I was about to post something similar, but this nicely summarizes my feelings. Even with DRF (for REST APIs) the extreme coupling at all layers makes things painful, though it's possible to reduce that pain a little with some carefully enforced rules.

(I would like to see a way of disabling QuerySet traversing, so that if you try to access something that you didn't already prefetch_related/select_related then you just hit an error (and therefore fix it before you go live). The behaviour of just happily issuing hundreds of DB queries in a single request really hides a bunch of architectural and performance issues.)

That said, as the sibling comment says, if you need a simple- to moderate-complexity, mostly CRUD API, and particularly if you need it fast, then Django is a great tool.


Your should look into the django-seal package which enforces this sort of constraint that you're asking for


Yes, yes I should. Many thanks!


Might want to tell instagram

https://m.youtube.com/watch?v=lx5WQjXLlq8


Instagram is using jinja for templates (also used by Flask) and does not use the Django ORM.


I mean Facebook uses PHP and that doesn't mean it's any more scalable.

I suppose they call it hack now though.


>template can trigger hundreds of db calls

I'll take what is caching for 500, Alex


That sounds like a helleva large codebase, especially for Python.

What did the application do? How large was the dev team?


I have worked on several Python code bases exceeding 500k lines. Not sure why you think that's uncommon.


I've worked on a couple codebases approaching that a few hundred k. But at that point we've usually done major refactor, usually resulting in a codebase with a level of magnitude less lines.

I'm not saying exceeding 500k lines is impossible, but it seems like a very large system for a well written codebase with low duplicity. I would love to see what the codebase looks like for such a system written with Flask.

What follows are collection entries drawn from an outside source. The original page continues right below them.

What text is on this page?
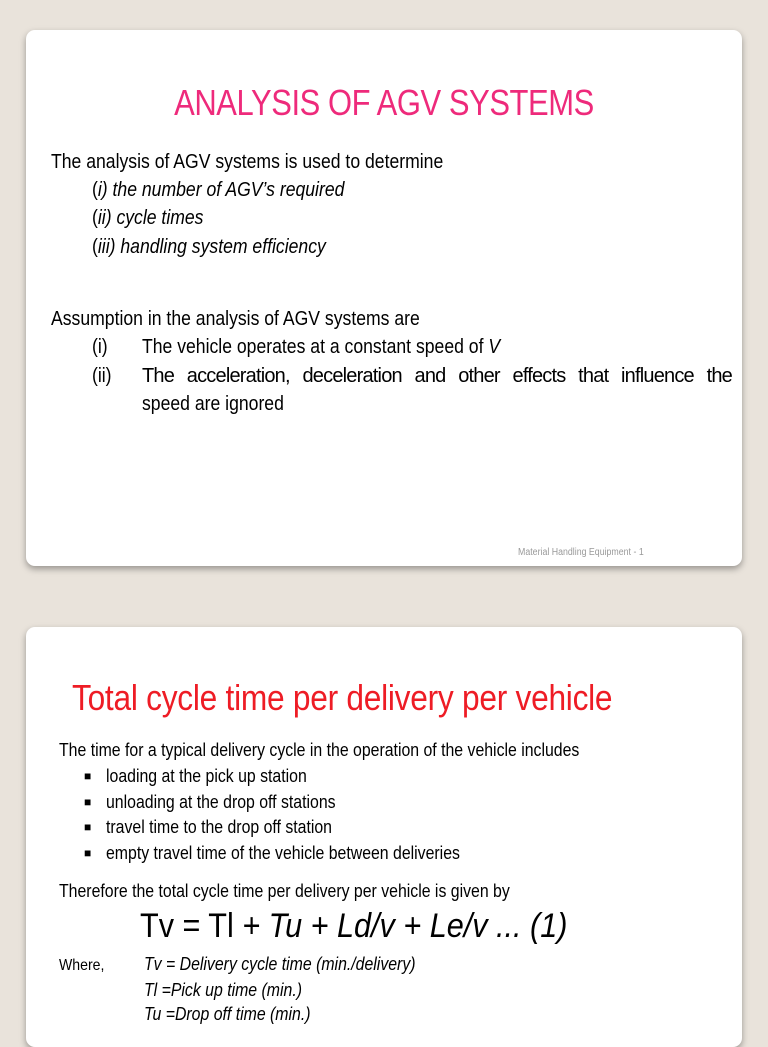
ANALYSIS OF AGV SYSTEMS
The analysis of AGV systems is used to determine
(i) the number of AGV’s required
(ii) cycle times
(iii) handling system efficiency
Assumption in the analysis of AGV systems are
(i) The vehicle operates at a constant speed of V
(ii) The acceleration, deceleration and other effects that influence the
speed are ignored
Material Handling Equipment - 1
Total cycle time per delivery per vehicle
The time for a typical delivery cycle in the operation of the vehicle includes
■ loading at the pick up station
■ unloading at the drop off stations
■ travel time to the drop off station
■ empty travel time of the vehicle between deliveries
Therefore the total cycle time per delivery per vehicle is given by
Tv = Tl + Tu + Ld/v + Le/v ... (1)
Where,	Tv = Delivery cycle time (min./delivery)
Tl =Pick up time (min.)
Tu =Drop off time (min.)
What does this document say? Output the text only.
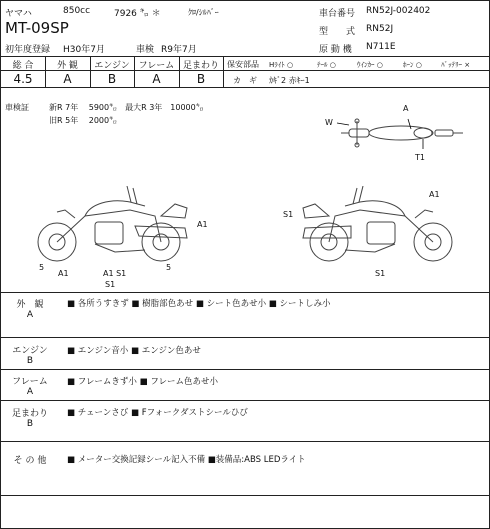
ヤマハ	850cc	7926 ㌔ ＊	ｸﾛ/ｼﾙﾊﾞｰ	車台番号 RN52J-002402
MT-09SP	型　　式 RN52J
初年度登録 H30年7月	車検 R9年7月	原 動 機 N711E
総 合	外 観	エンジン フレーム 足まわり
4.5	A	B	A	B
保安部品 Hﾗｲﾄ ○	ﾃｰﾙ ○	ｳｲﾝｶｰ ○	ﾎｰﾝ ○	ﾊﾞｯﾃﾘｰ ×
カ　ギ ｶｷﾞ2 赤ｷｰ1
車検証	新R 7年　 5900㌔　最大R 3年　10000㌔
旧R 5年　 2000㌔
A
W
T1
A1
5
A1	A1 S1
S1
5
A1
S1
S1
外　観
A
■ 各所うすきず ■ 樹脂部色あせ ■ シート色あせ小 ■ シートしみ小
エンジン
B
■ エンジン音小 ■ エンジン色あせ
フレーム
A
■ フレームきず小 ■ フレーム色あせ小
足まわり
B
■ チェーンさび ■ Fフォークダストシールひび
そ の 他	■ メーター交換記録シール記入不備 ■装備品:ABS LEDライト
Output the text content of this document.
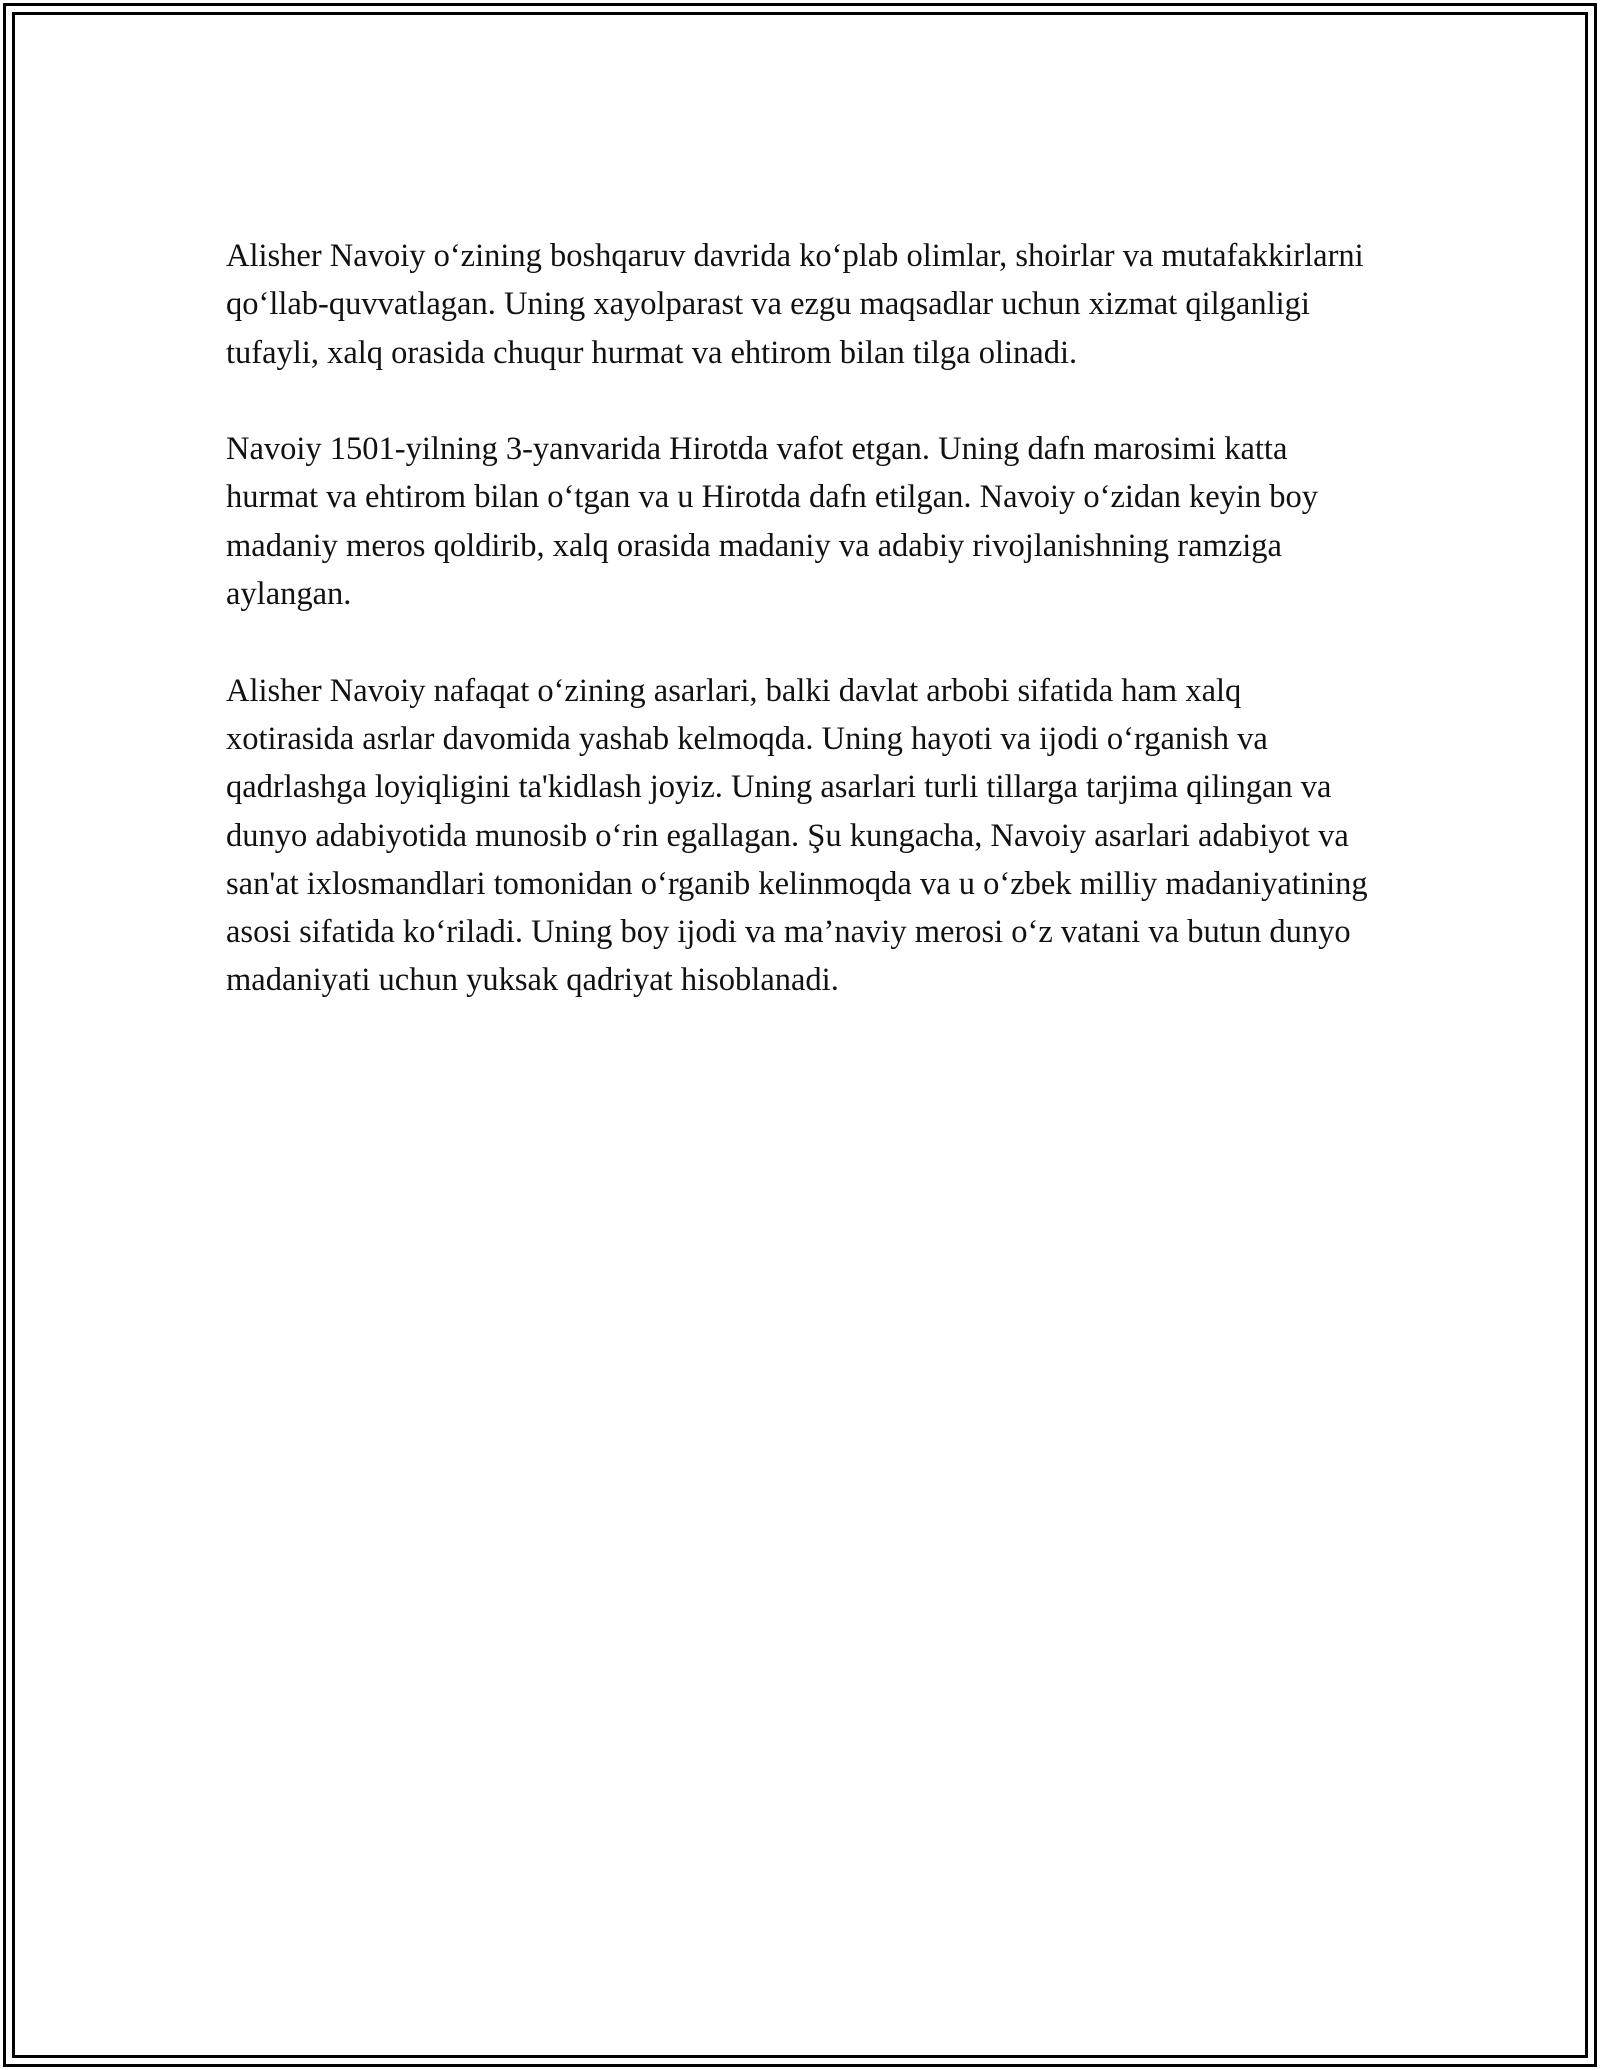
Alisher Navoiy o‘zining boshqaruv davrida ko‘plab olimlar, shoirlar va mutafakkirlarni qo‘llab-quvvatlagan. Uning xayolparast va ezgu maqsadlar uchun xizmat qilganligi tufayli, xalq orasida chuqur hurmat va ehtirom bilan tilga olinadi.

Navoiy 1501-yilning 3-yanvarida Hirotda vafot etgan. Uning dafn marosimi katta hurmat va ehtirom bilan o‘tgan va u Hirotda dafn etilgan. Navoiy o‘zidan keyin boy madaniy meros qoldirib, xalq orasida madaniy va adabiy rivojlanishning ramziga aylangan.

Alisher Navoiy nafaqat o‘zining asarlari, balki davlat arbobi sifatida ham xalq xotirasida asrlar davomida yashab kelmoqda. Uning hayoti va ijodi o‘rganish va qadrlashga loyiqligini ta'kidlash joyiz. Uning asarlari turli tillarga tarjima qilingan va dunyo adabiyotida munosib o‘rin egallagan. Şu kungacha, Navoiy asarlari adabiyot va san'at ixlosmandlari tomonidan o‘rganib kelinmoqda va u o‘zbek milliy madaniyatining asosi sifatida ko‘riladi. Uning boy ijodi va ma’naviy merosi o‘z vatani va butun dunyo madaniyati uchun yuksak qadriyat hisoblanadi.
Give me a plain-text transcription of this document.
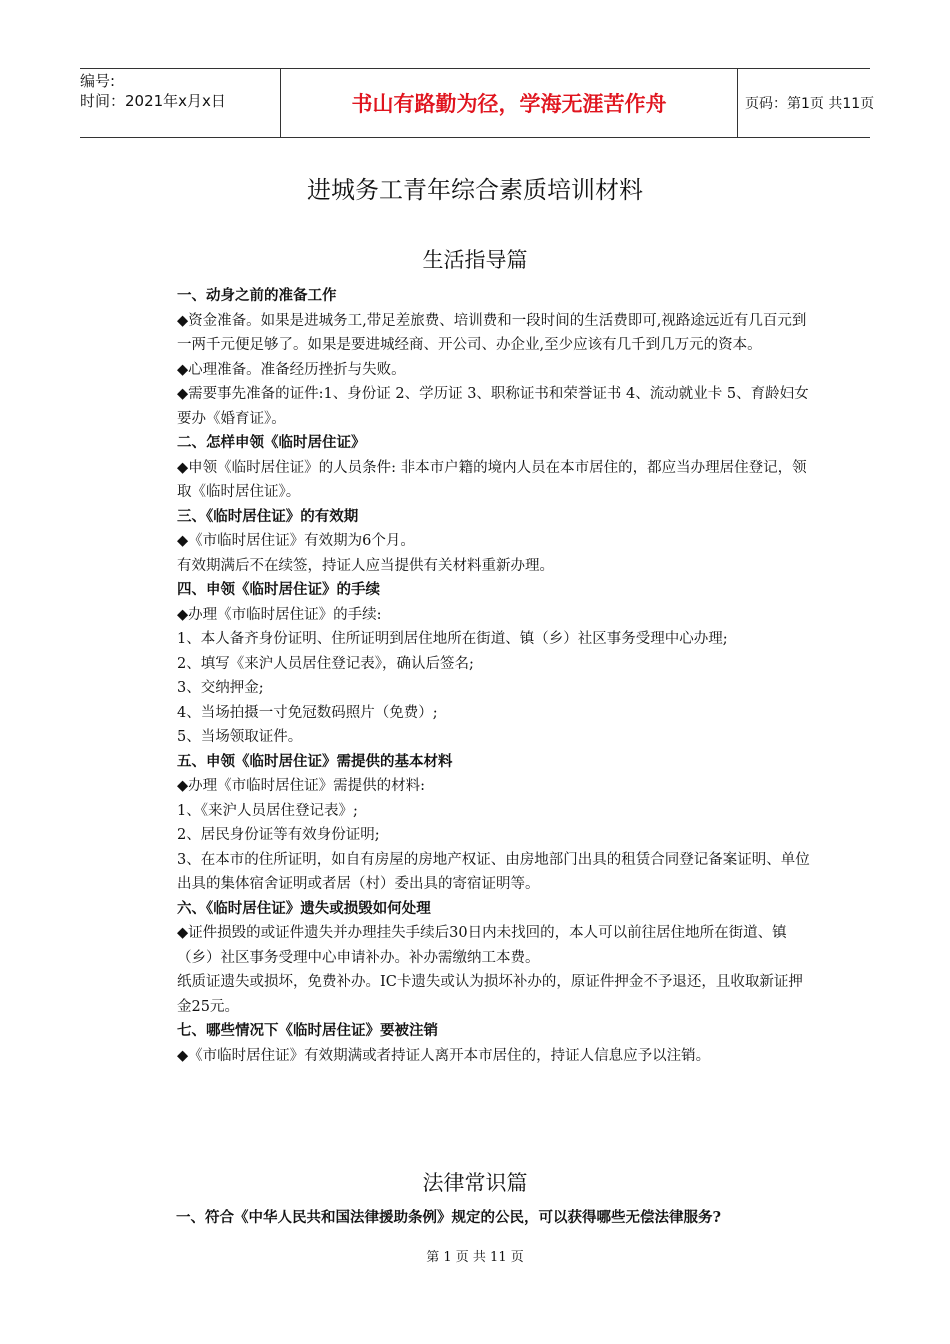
编号:
时间：2021年x月x日	书山有路勤为径，学海无涯苦作舟	页码：第1页 共11页
进城务工青年综合素质培训材料
生活指导篇

一、动身之前的准备工作

◆资金准备。如果是进城务工,带足差旅费、培训费和一段时间的生活费即可,视路途远近有几百元到一两千元便足够了。如果是要进城经商、开公司、办企业,至少应该有几千到几万元的资本。

◆心理准备。准备经历挫折与失败。

◆需要事先准备的证件:1、身份证 2、学历证 3、职称证书和荣誉证书 4、流动就业卡 5、育龄妇女要办《婚育证》。

二、怎样申领《临时居住证》

◆申领《临时居住证》的人员条件: 非本市户籍的境内人员在本市居住的，都应当办理居住登记，领取《临时居住证》。

三、《临时居住证》的有效期

◆《市临时居住证》有效期为6个月。

有效期满后不在续签，持证人应当提供有关材料重新办理。

四、申领《临时居住证》的手续

◆办理《市临时居住证》的手续:

1、本人备齐身份证明、住所证明到居住地所在街道、镇（乡）社区事务受理中心办理;

2、填写《来沪人员居住登记表》，确认后签名;

3、交纳押金;

4、当场拍摄一寸免冠数码照片（免费）;

5、当场领取证件。

五、申领《临时居住证》需提供的基本材料

◆办理《市临时居住证》需提供的材料:

1、《来沪人员居住登记表》;

2、居民身份证等有效身份证明;

3、在本市的住所证明，如自有房屋的房地产权证、由房地部门出具的租赁合同登记备案证明、单位出具的集体宿舍证明或者居（村）委出具的寄宿证明等。

六、《临时居住证》遗失或损毁如何处理

◆证件损毁的或证件遗失并办理挂失手续后30日内未找回的，本人可以前往居住地所在街道、镇（乡）社区事务受理中心申请补办。补办需缴纳工本费。

纸质证遗失或损坏，免费补办。IC卡遗失或认为损坏补办的，原证件押金不予退还，且收取新证押金25元。

七、哪些情况下《临时居住证》要被注销

◆《市临时居住证》有效期满或者持证人离开本市居住的，持证人信息应予以注销。

法律常识篇
一、符合《中华人民共和国法律援助条例》规定的公民，可以获得哪些无偿法律服务?
第 1 页 共 11 页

There are a lot of different types of software being made in python.

I've managed to do python for 10 years only working on one codebase that size, and I'm not sure it counts - it was made by low skilled devs (we were encouraged not to do anything "clever", like use the language features) mostly cutting and pasting existing code.


You've got to love companies that have the don't be "clever" attitude... Whats the point of hiring skilled workers to just dumb them down. I've stopped counting the companies that openly stated, "we don't pay you to think," only to see them stuck in an endless loop of mediocrity.


A company that doesn't pay it's engineers to think is surely doomed from achieving any significant innovation.

Doesn't seem like viable strategy at all, I'd run the other way if I were approach by such a company.


Our policy is to avoid cleverness - think "code golf" - that is going to be opaque and hard to reason about at 2AM when things are on fire. We don't shy away from language features, but if you have a PR with multiply-nested generator expressions, for instance, someone will usually ask you to unroll that into a set of explicit loops.